A few years ago, Jan spent a semester abroad in Ireland and finally felt like going back again – this time with me. Having somewhat of a local with you is indeed an advantage. Jan had seen most of the places we’ve visited before. But there was luckily some new stuff for him, too.
Our road trip started in Belfast. We came from Dublin with a rental car. It was only a two-hour drive.
First Stop Belfast
If at all, most people associate Belfast with the Troubles (the 1960s to 1998). At the moment, since the Good Friday Agreement, there’s a ceasefire. Which is good, because the city really seems to recover from the riots. Around one-third of Northern Ireland’s population lives in Belfast and besides on the Black Cab Tour, you really don’t notice the conflict when visiting the city.
Black Taxi Tour
This doesn’t mean you shouldn’t do the Black Cab Tour. Quite the contrary. Personally, we think this was the most interesting thing the city has to offer. There are several providers.
During this Black Taxi Tour with the famous black cabs, you drive through the protestant and catholic quarters and see the most important murals. It rained a lot that day and we couldn’t have done anything better anyway.
The wall with its graffitis reminds a bit of the East Side Gallery in Berlin. They call them ‘Peace Walls’ or ‘Peace Lines’ in Northern Ireland. With these walls (and the barbed wires) the separation of certain quarters becomes visible. Though there’s peace, people feel safer this way, our driver said.

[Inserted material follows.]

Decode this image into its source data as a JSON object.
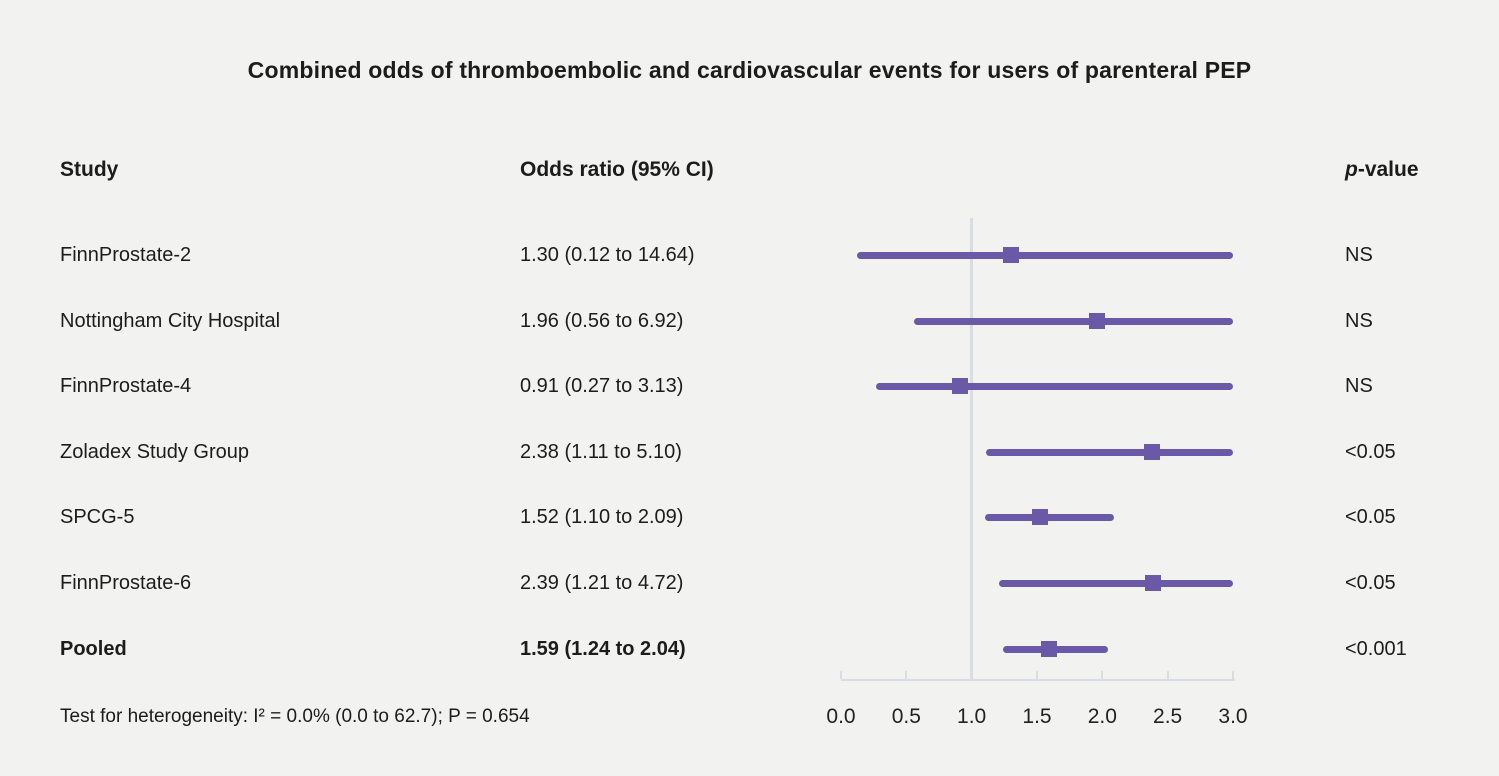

He was there during the Troubles and told us everything about the history and the circumstances, back then as well as today. Either they’re all this good at story telling or our driver Brandon was a special talent at its job. I can’t imagine a better way to be informed about the conflict.
The tour takes about 90 minutes and costs 30£.
The Queen’s University was near our Airbnb. It’s really pretty. Especially compared to our former university (Regensburg). But I think most unis probably look better than ours.
The place to be if you want to drink one or two or more pints. Ideally, we were here on a Saturday evening and the atmosphere was really good.
If you want to see a really stylish bar: it’s called the Crown Bar and it’s all in Victorian style. It’s not in the Cathedral Quarter but next to the Hotel Europa and the Grand Opera. It’s worth seeing and having a pint or two.
Belfast City Hall
The city hall is a pleasure to the eye from the inside and outside. It looks pompous.
You can get inside and just look around.
The city is really proud of its Titanic heritage. Most people know the Titanic was built in Belfast. There’s a whole quarter named after it and the museum is the most visited site of the city.
Sadly there wasn’t time left for us to see it from inside. But it’s definitely an architectural pleasure.